Bien qu’il ait remporté l’Oscar de la meilleure musique de chanson originale (un prix reçu par Quincy Jones en leur nom), l’histoire de Lindsay-Hogg a également été fustigée par de nombreux médias britanniques, décrite avec véhémence par Le Sunday Telegraph’s écrivain comme, “regarder l’Albert Hall être démantelé dans un bloc de bureaux du National Coal Board”.

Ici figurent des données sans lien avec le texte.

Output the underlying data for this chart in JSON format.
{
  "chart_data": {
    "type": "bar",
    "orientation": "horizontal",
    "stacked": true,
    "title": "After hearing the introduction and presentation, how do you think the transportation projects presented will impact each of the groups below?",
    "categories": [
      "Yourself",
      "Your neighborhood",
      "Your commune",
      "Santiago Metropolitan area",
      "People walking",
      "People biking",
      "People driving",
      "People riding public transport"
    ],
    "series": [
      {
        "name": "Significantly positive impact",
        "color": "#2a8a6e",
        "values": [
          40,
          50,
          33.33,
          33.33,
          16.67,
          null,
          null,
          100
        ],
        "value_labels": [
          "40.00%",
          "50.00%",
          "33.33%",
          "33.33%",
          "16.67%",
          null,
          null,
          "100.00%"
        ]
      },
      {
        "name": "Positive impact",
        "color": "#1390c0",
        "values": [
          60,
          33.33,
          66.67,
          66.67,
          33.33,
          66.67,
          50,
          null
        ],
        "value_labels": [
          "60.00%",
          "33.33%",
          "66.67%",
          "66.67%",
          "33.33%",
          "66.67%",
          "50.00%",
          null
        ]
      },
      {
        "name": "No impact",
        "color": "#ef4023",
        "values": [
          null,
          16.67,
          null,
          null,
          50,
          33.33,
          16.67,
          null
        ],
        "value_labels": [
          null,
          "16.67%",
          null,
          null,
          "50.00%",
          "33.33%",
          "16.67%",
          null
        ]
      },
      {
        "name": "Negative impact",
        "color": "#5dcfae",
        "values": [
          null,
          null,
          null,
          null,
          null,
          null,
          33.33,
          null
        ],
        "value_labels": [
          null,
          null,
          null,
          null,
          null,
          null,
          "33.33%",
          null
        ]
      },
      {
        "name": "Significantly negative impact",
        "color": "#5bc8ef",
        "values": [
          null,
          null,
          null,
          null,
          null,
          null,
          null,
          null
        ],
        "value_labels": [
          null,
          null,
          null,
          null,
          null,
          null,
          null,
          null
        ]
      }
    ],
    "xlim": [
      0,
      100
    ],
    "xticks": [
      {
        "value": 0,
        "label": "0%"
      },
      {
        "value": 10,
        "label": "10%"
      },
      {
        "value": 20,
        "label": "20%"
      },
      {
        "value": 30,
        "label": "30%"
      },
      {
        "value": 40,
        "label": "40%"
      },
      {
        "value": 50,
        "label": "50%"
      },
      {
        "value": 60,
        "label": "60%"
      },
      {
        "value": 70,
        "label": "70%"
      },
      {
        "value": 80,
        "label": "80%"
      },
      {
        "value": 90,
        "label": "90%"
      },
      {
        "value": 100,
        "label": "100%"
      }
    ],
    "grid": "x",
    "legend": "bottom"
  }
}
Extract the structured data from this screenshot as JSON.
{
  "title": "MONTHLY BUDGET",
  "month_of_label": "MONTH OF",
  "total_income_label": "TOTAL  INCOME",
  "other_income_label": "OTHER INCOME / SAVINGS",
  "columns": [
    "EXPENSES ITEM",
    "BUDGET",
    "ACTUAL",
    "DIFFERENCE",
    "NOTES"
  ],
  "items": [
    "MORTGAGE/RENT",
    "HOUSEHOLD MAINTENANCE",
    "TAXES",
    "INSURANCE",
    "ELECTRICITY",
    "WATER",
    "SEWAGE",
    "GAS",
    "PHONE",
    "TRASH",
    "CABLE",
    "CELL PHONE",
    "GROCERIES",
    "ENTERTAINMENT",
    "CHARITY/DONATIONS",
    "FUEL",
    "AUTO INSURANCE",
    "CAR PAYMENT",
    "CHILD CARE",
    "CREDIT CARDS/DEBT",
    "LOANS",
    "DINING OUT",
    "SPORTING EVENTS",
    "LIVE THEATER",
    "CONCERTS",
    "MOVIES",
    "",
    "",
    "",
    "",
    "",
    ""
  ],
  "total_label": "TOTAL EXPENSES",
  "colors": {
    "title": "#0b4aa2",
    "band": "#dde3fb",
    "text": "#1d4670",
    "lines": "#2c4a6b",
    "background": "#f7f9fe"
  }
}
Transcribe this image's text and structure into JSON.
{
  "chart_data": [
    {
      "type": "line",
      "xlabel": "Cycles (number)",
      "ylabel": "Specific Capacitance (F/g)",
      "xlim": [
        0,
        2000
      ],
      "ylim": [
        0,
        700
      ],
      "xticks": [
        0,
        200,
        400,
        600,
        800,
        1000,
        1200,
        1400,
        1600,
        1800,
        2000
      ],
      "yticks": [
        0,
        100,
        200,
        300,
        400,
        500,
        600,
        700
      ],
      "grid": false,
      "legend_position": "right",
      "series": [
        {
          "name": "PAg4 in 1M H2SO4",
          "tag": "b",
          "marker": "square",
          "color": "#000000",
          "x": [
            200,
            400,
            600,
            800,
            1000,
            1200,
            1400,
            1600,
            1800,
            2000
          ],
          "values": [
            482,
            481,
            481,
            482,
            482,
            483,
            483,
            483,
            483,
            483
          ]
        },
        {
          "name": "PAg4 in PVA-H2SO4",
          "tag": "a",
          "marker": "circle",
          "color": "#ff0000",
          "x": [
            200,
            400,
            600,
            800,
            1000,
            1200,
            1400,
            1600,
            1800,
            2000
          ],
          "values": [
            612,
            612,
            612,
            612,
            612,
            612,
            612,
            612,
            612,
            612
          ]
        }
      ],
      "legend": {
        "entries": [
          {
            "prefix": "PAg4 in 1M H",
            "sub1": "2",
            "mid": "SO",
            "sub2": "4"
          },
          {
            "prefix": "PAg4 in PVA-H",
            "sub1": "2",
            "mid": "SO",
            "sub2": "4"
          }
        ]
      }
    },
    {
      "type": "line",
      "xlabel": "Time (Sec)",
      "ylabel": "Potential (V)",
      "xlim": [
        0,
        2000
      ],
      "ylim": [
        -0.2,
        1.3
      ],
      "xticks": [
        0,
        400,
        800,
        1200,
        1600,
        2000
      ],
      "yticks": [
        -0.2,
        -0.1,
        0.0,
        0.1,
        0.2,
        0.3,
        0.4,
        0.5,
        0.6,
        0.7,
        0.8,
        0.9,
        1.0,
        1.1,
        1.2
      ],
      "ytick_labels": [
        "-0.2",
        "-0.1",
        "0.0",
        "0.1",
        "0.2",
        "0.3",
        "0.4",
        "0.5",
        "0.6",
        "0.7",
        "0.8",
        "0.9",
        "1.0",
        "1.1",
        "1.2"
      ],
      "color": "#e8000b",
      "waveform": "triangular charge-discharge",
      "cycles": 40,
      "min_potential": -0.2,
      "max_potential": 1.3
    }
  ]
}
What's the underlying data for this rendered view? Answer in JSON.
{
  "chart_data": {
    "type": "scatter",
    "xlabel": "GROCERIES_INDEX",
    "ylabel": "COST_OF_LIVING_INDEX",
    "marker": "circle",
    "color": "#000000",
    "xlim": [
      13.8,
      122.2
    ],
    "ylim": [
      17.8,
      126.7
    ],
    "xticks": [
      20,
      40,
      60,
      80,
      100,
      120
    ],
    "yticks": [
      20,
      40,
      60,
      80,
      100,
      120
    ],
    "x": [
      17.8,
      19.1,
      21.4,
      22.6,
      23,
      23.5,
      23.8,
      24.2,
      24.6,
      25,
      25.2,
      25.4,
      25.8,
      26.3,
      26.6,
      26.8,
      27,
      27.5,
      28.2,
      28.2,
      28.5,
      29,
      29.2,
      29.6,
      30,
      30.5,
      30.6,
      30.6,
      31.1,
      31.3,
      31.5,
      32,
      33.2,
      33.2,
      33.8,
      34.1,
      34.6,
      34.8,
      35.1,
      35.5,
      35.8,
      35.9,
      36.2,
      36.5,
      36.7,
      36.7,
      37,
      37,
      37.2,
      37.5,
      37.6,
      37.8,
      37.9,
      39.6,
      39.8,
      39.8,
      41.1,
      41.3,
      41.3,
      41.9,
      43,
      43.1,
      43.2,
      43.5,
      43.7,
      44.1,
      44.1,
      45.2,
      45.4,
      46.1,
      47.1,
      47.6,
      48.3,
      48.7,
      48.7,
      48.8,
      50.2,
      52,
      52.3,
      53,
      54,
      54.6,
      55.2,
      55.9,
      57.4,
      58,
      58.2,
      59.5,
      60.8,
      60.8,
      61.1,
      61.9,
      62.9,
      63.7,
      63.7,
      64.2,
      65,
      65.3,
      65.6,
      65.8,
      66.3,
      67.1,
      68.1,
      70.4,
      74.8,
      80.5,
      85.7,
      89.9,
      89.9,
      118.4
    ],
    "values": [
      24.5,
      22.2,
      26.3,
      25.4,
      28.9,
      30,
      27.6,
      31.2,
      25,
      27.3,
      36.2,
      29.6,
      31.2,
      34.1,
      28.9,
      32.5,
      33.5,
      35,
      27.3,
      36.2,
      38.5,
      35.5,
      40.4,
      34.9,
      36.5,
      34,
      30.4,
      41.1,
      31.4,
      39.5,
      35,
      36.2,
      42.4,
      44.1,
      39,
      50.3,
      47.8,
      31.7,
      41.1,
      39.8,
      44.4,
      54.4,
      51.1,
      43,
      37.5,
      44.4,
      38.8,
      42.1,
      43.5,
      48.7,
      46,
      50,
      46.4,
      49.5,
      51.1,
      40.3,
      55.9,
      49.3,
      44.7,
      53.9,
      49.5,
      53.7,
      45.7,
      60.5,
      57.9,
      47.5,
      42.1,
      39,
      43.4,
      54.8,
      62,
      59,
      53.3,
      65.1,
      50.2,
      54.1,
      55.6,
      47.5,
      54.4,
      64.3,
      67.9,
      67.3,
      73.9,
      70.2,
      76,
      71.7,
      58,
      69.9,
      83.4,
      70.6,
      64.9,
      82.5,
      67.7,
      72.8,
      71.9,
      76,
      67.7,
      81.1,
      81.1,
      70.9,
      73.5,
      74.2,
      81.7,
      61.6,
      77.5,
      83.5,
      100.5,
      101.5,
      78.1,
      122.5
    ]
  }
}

Et, c’est vrai, certains fans des Beatles peuvent trouver assez pénible de regarder ce regard étendu et étendu sur les derniers moments du groupe ensemble, mais pour le reste d’entre nous, c’est un témoignage du sens du détail de Jackson et Olssen, de la compétence d’édition et du vraiment étonnant techniques de restauration déployées pour la première fois avec un effet étonnant sur Ils ne vieilliront pas et encore affiné et amélioré ici.

C’était il y a plus de 50 ans, dites-vous ? On dirait que c’était hier.

Partie I de Les Beatles : Revenez est maintenant diffusé sur Disney+. Les parties II et III débuteront respectivement les soirs des 26 et 27 novembre.